Jurassic World: Il dominio, la recensione
La saga cambia ancora tono, si adegua alla grande tensione del secondo capitolo e cerca di ritrovare lo svolgimento dell'originale del 1993
Nonostante un successo strepitoso, il franchise di Jurassic World fa una gran fatica a trovare coerenza, a stabilire un’identità che passi per un’idea di cinema precisa, e così la cambia di continuo come cambia di continuo toni e modelli dei suoi protagonisti. Non è l’assurdo “vale tutto” di Fast & Furious, né la precisa costruzione delle saghe di supereroi, non è il mondo dei franchise tratti da romanzi (che sembra sempre più grande delle singole storie che seguiamo) ma semmai una versione in continuo aggiornamento della medesima mitologia fatta di tensione e di mostri grandi e pericolosi contro esseri umani più o meno indifesi. Dopo un primo capitolo che riportava indietro di anni e anni i ruoli e i rapporti tra uomini e donne nel cinema d’azione (indietro fino a raggiungere gli standard dei paesi in cui si staccano più biglietti), e un secondo diretto da J.A. Bayona molto più centrato sul piacere della tensione, per questo epilogo Colin Trevorrow dirige con standard di ruoli aggiornati e un’adesione molto maggiore al modello originale di Steven Spielberg.

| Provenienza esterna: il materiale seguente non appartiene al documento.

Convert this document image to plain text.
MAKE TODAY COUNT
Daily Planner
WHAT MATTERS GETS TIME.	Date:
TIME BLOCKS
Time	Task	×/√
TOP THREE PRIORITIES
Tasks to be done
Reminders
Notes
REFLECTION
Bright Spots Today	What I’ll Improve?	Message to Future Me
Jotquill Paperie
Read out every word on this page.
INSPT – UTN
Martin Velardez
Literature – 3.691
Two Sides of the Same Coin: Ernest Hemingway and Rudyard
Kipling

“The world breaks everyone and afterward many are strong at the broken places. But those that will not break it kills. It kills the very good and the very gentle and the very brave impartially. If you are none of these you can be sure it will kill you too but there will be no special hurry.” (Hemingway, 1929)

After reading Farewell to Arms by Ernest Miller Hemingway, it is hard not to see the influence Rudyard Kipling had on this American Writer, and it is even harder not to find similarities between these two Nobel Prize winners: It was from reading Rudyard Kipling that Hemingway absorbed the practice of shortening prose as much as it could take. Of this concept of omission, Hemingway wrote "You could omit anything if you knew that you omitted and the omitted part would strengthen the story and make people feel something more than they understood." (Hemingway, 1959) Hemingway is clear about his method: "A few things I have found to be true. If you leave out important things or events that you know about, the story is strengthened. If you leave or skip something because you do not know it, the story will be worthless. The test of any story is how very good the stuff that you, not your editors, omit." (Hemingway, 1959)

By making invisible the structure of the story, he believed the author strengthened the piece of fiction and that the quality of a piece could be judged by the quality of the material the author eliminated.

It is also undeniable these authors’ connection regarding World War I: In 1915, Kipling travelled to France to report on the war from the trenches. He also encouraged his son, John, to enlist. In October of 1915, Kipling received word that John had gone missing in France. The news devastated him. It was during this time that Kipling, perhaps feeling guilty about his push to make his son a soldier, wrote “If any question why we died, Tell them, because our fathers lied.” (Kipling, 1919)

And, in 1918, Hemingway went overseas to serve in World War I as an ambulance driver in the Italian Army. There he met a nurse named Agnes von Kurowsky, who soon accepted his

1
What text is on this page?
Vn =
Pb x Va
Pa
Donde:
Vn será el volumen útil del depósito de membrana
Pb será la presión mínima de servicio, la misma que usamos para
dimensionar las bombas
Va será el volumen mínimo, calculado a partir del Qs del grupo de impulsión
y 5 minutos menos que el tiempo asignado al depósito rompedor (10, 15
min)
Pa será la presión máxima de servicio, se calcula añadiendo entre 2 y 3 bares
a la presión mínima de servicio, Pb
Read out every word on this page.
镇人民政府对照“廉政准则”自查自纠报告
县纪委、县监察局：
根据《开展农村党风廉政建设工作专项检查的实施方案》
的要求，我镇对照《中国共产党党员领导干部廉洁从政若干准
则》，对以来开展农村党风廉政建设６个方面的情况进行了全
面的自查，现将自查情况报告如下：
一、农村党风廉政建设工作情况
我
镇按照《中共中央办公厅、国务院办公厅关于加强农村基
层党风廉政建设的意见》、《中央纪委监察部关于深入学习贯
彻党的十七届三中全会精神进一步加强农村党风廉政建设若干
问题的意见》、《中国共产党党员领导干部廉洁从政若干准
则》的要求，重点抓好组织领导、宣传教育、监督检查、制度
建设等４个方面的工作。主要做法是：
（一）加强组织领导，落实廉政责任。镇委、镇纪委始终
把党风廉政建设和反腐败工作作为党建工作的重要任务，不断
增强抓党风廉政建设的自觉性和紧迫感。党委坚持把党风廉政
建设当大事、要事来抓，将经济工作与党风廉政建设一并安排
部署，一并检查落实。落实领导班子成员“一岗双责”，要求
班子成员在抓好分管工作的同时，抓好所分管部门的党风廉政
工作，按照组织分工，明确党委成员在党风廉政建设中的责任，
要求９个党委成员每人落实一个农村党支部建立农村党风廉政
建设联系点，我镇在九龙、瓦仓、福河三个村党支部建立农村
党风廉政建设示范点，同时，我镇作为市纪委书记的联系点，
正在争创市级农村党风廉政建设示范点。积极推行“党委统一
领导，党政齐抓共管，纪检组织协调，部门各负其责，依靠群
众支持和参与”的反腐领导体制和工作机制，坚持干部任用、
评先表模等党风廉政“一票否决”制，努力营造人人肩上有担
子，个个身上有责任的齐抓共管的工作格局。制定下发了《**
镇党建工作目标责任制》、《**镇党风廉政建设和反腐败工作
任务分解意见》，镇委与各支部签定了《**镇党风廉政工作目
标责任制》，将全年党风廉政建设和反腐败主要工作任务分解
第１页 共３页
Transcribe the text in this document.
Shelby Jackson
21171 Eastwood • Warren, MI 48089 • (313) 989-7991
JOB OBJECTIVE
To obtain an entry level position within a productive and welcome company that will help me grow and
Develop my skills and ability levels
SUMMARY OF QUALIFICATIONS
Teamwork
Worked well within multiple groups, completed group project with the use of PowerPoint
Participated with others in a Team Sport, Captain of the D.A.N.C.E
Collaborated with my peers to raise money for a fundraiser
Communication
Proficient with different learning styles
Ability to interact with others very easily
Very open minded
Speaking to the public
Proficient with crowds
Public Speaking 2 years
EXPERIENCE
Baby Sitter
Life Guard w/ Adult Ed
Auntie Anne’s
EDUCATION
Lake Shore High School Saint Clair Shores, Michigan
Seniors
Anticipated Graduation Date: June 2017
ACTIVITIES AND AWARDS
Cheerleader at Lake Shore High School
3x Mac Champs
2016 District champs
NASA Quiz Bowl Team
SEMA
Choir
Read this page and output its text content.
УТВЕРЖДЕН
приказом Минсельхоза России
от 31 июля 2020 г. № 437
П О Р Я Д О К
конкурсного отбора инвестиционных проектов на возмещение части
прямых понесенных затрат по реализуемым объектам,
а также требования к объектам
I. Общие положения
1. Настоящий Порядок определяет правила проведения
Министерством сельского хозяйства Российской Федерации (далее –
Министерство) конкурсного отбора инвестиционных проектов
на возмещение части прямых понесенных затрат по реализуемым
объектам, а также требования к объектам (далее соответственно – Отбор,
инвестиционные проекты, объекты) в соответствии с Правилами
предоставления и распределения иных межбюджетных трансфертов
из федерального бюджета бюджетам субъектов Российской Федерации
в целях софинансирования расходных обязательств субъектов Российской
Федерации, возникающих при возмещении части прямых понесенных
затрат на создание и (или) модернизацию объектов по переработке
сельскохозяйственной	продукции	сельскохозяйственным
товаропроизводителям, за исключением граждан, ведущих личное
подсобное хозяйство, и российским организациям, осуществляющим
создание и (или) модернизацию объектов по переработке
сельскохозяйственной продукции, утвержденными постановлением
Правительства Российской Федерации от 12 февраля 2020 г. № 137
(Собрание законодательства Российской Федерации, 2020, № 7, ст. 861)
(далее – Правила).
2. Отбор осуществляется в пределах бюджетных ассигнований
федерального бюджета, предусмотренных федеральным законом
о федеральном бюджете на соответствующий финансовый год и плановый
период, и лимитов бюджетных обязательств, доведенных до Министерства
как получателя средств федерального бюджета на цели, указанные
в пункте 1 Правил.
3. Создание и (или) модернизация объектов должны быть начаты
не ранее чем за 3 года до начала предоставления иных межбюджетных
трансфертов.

Intorno a Sam Neill (che somiglia sempre più a George Lucas), Laura Dern (che entra in scena con una Spielberg face non delle migliori) e Jeff Goldblum (che è uguale a se stesso) gira un film che li venera e si piega alla loro presenza, cucendogli intorno una storia dagli svolgimenti e dalle soluzioni simili a quelle del film originale, in uno sfruttamento della nostalgia che è sempre meno oggetti, brand, ricordi e madeleine (come nel primo Jurassic World, dove erano i prop a fare da anello di congiunzione) e sempre di più calco del primo irraggiungibile film.